Читаем The Lioness полностью

Kerian’s gut wrenched, the pain doubling her over. Jeratt let her go as everything she’d eaten since daybreak came spewing out. Her belly spasmed again, and falling to her hands and knees, she gagged. The golden chain round her neck slid and slipped, Gil’s ring falling outside her shirt. Light glinted sharply off the facets of the topaz. Sweat cold and thin slid down her neck. Confused, her head spinning, she looked around and saw but a forest of legs.

A hand reached down, big and brown. It took her wrist, not roughly, not gently.

“Up,” said a deep voice, a voice not Jeratt’s.

The word rang in her head painfully, like a clapper in a bell. Kerian winced. She tried to pull away from the hand but had no strength for resistance. The man’s hand slipped down her wrist.

“There can’t be much more left in you, so on your feet, Kerianseray of Qualinost.”

She knew him then. In the scornful twist of his voice, in the subtle insult of the naming, she knew him. He pulled, she rose, and Kerian looked into the eyes of her brother, Iydahar.

Chapter Ten

Kerian stood before her brother, but she didn’t know him. She knew the shape of his face, the cut of his shoulders, the way he held his head. She recognized him, but not the hardness of his eyes, or the way he looked at her as though across a gulf of distance and time.

“Dar,” she said.

His eyes grew colder.

Elves in their rough gear stood still. The little shadow that had been a screech-voiced old woman was gone.

“Brother,” she said.

Iydahar turned from her. Silently, he held out his hand to Ayensha. “Ayensha,” he said, and in all the years she’d known him, Kerian had never heard such tenderness in her brother’s voice. “Wife,” he said to the woman Kerian had rescued, “where have you been?”

Wife! Kerian drew breath to speak, to give words to her wonder. She fell silent, the words unshaped, for one tear, perfect and silver, slid down Ayensha’s cheek, making a shining trail through the grime of days.

“Husband,” Ayensha whispered. “Ah, I have been on hard roads.”

Kerian saw again the haunted, hunted woman jerked into the Hare and Hound, hobbled and hands bound. She watched in silence, breathless, as her brother took in Ayensha’s words and the meaning Kerian only guessed.

Iydahar opened his arms, gathered his wife to him, and held her gently.

A hand closed round Kerian’s arm. Gruff, his voice like gravel in his throat, Jeratt said, “Give ’em peace, Kerianseray.”

Jeratt led her away, across the basin to the foot of the hill. Someone came and brought her water. Kerian drank without tasting. All the elves who had been hidden in shadow stood now in the light of day, and there were at least a dozen of them. By design or instinct, they ranged themselves so that their backs were to the two weeping in each other’s arms, so that they formed a wall of privacy for the wounded pair.


Kerian did not see or speak with her brother for a week after her arrival at the outlaw camp. Iydahar and Ayensha kept to themselves. That her brother was angry, she did not doubt. No sign of it did she see, but she felt it. At night sometimes, sitting beside a fire at meal, sitting alone and looking high to the glittering sky, she felt Iydahar’s anger.

“Man’s planning,” Jeratt said to her, one evening when all slept around them. He poked at the fire, sending a plume of sparks dancing up. “Man’s planning. You can see it on him.”

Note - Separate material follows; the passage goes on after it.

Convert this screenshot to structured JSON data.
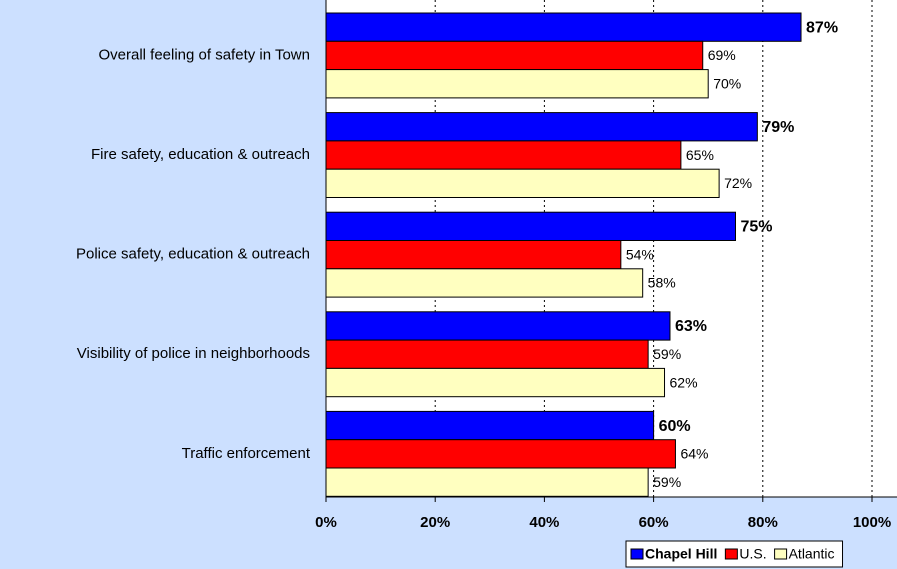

Kerian could see very little to recognize in her brother. His eyes were cold when he looked at her, his expression stony, and that had nothing to do with his grief or his anger.

She thought about it often, awake in the nights, often alone. She paced the perimeter of the basin, silent-footed, careful not to disturb sleepers. They did not post watches here, Kerian marveled at that. They all slept the nights through, secure in the embrace of a warding none doubted.

“The old woman,” Jeratt told Kerian on the first night. “You don’t always see her, the woman’s half-crazy, but you can count on the ward.”

Kerian had seen that they all did, going about the nights and days as though they were safe within walls. And so she paced, and sometimes went up the hill and sat on high ground, thinking.

This band were outlaws in the eyes of Lord Thagol, hunted by his Knights and gleeful disruptors of his peace. They hated him, some with passion, some with private cause.

“Saw him once,” Jeratt said. “Pickin’ around the wreck of a supply train we tore up. Cold as winter, him. Nah, you see the mark of how mad he is on his Knights, the poor bastards he sends out to collar us and kill us. Them’s the ones look like ghosts, for all you hear about him being the spooky one. Them’s the ones.” He shook his head, spat, and pulled his lips back in a feral grin. “The Skull Knight, he does something to their minds when he ain’t happy. Fills ’em up with nightmares and such.”

Her voice thin as a blade’s edge, Kerian said, “On the parapet of the eastern bridge in Qualinost, Thagol pikes the heads of those his Knights catch and kill.”